Experience with surgical treatment for primary malignant adrenal tumors

Background. Adrenal tumors occur in 3–10 % of the population and are mostly benign adrenal cortical tumors. Adrenocortical carcinoma is a very rare tumor and has an annual incidence of 1–2 cases per million people. The U.S. National Cancer Data Base registered 4275 patients with adrenocortical carcinoma in 1985 to 2007. It is extremely difficult to assess Russia’s epidemiological data, as reports on adrenocortical carcinoma are not presented separately.

Materials and methods. A total of 133 patients (49 men and 84 women (1:1.7)) with adrenal tumors were operated on at the clinics of the Siberian State Medical University in the period December 1998 to March 2015. The patients’ mean age was 51.3 (16–80) years (median age 51.0 years). The right and left adrenal glands were affected in 49 (36.9 %) and 77 (57.9 %) patients, respectively; both adrenal glands were involved in 7 (5.3 %). A group of 21 (15.8 %) people with primary malignant adrenal tumors was identified among all the patients. The clinical manifestations of the disease were evaluated from the presence of hormonal activity, gastrointestinal symptoms, pain syndrome, and hypertension. All the patients were operated on under endotracheal anesthesia. The data were statistically processed using the program package Statistica 6.0. Survival rates were analyzed by the Kaplan–Meier method. The Gehan–Wilcoxon test was used to compare the groups.
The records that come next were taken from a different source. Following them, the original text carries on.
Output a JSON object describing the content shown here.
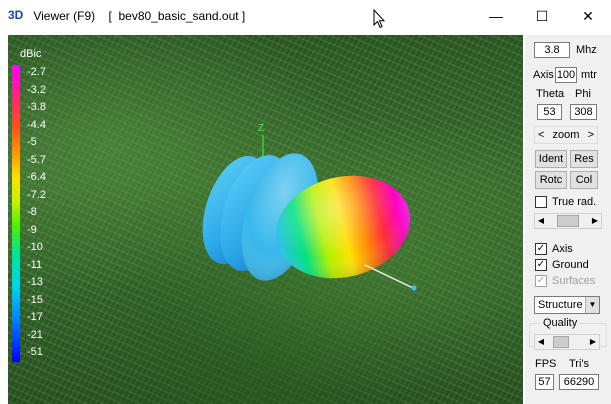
{
  "window": {
    "app_icon_prefix": "3D",
    "title_name": " Viewer (F9)",
    "title_file": "[  bev80_basic_sand.out ]",
    "minimize_glyph": "—",
    "maximize_glyph": "☐",
    "close_glyph": "✕"
  },
  "legend": {
    "unit": "dBic",
    "labels": [
      "-2.7",
      "-3.2",
      "-3.8",
      "-4.4",
      "-5",
      "-5.7",
      "-6.4",
      "-7.2",
      "-8",
      "-9",
      "-10",
      "-11",
      "-13",
      "-15",
      "-17",
      "-21",
      "-51"
    ],
    "gradient_colors": [
      "#ff00ff",
      "#ff4a20",
      "#ffe000",
      "#50f000",
      "#00d8e8",
      "#0000ff"
    ]
  },
  "axis_label": "Z",
  "panel": {
    "frequency_value": "3.8",
    "frequency_unit": "Mhz",
    "axis_label": "Axis",
    "axis_value": "100",
    "axis_unit": "mtr",
    "theta_label": "Theta",
    "phi_label": "Phi",
    "theta_value": "53",
    "phi_value": "308",
    "zoom_left": "<",
    "zoom_label": "zoom",
    "zoom_right": ">",
    "ident_label": "Ident",
    "res_label": "Res",
    "rotc_label": "Rotc",
    "col_label": "Col",
    "true_rad_label": "True rad.",
    "true_rad_checked": false,
    "axis_check_label": "Axis",
    "axis_checked": true,
    "ground_label": "Ground",
    "ground_checked": true,
    "surfaces_label": "Surfaces",
    "surfaces_checked": true,
    "view_mode": "Structure",
    "quality_label": "Quality",
    "fps_label": "FPS",
    "tris_label": "Tri's",
    "fps_value": "57",
    "tris_value": "66290"
  }
}
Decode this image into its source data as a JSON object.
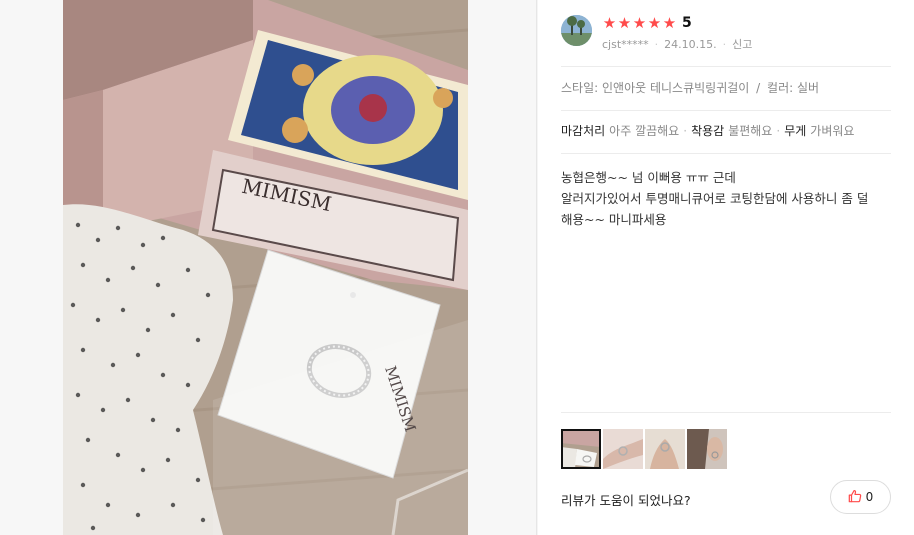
{
  "review": {
    "rating_stars": 5,
    "rating_value": "5",
    "username": "cjst*****",
    "date": "24.10.15.",
    "report_label": "신고",
    "options": {
      "style_label": "스타일:",
      "style_value": "인앤아웃 테니스큐빅링귀걸이",
      "color_label": "컬러:",
      "color_value": "실버"
    },
    "evaluations": [
      {
        "key": "마감처리",
        "value": "아주 깔끔해요"
      },
      {
        "key": "착용감",
        "value": "불편해요"
      },
      {
        "key": "무게",
        "value": "가벼워요"
      }
    ],
    "body_lines": [
      "농협은행~~ 넘 이뻐용 ㅠㅠ 근데",
      "알러지가있어서 투명매니큐어로 코팅한담에 사용하니 좀 덜",
      "해용~~ 마니파세용"
    ],
    "thumbnails": [
      {
        "name": "thumbnail-box-ring",
        "selected": true
      },
      {
        "name": "thumbnail-hand-ring-1",
        "selected": false
      },
      {
        "name": "thumbnail-hand-ring-2",
        "selected": false
      },
      {
        "name": "thumbnail-ear-ring",
        "selected": false
      }
    ],
    "helpful_question": "리뷰가 도움이 되었나요?",
    "like_count": "0"
  },
  "photo": {
    "box_brand": "MIMISM",
    "card_brand": "MIMISM"
  },
  "colors": {
    "star": "#ff4b4b",
    "like_icon": "#ff4b4b",
    "text_muted": "#888888"
  },
  "icons": {
    "star": "star-icon",
    "like": "thumbs-up-icon"
  }
}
Results. The investigation analyzed treatment results in 21 (15.8 %) patients with primary malignant adrenal lesions (Group 1). The most common morphological form was adrenocortical carcinoma in 15 (11.3 %) patients (5 men and 10 women (1:2)); their mean age was 48.1 years. The right, left, and both adrenal glands were affected in 4, 9, and 2 cases, respectively. In Group 2, other malignant adrenal involvements were identified from 1 case of rare malignant adrenal tumors: malignant pheochromocytoma, sarcoma, melanoma, squamous cell carcinoma, Castleman’s disease, and oncocytic carcinoma. According to the tumor stage, the patients with adrenocortical carcinoma were divided as follows: Stage T1 (n = 3), Stage T2 (n = 3), Stage T3 (n = 4), and Stage T4 (n = 5). In the patients with adrenocortical carcinoma, the size of an adrenal tumor was 8.7 ± 4.9 cm; hypertension as a main clinical manifestation occurred in 5 patients; pain syndrome was observed in 10; hormonal activity was noted in 8, blood electrolyte disorders were seen in 3, and gastrointestinal manifestations were in 9 patients. In Group 1, 8 (38.1 %) patients were survivors and 13 (61.9 %) patients died. Moreover, the overall 5-year survival was 37.9 %. Five-year survival in patients with adrenocortical carcinoma was 42.4 % (6 (53.3 %) survivors and 9 (46.7 %)) dead persons); that in patients with other malignant adrenal tumors was 33.3 % (2 (33.3 %) survivors and 4 (66.7 %) dead persons).

Conclusion. Surgical removal of an adrenocortical tumor is the only treatment option that can cure a patient or considerably prolong life 
particularly if the disease is detected at stage I or II.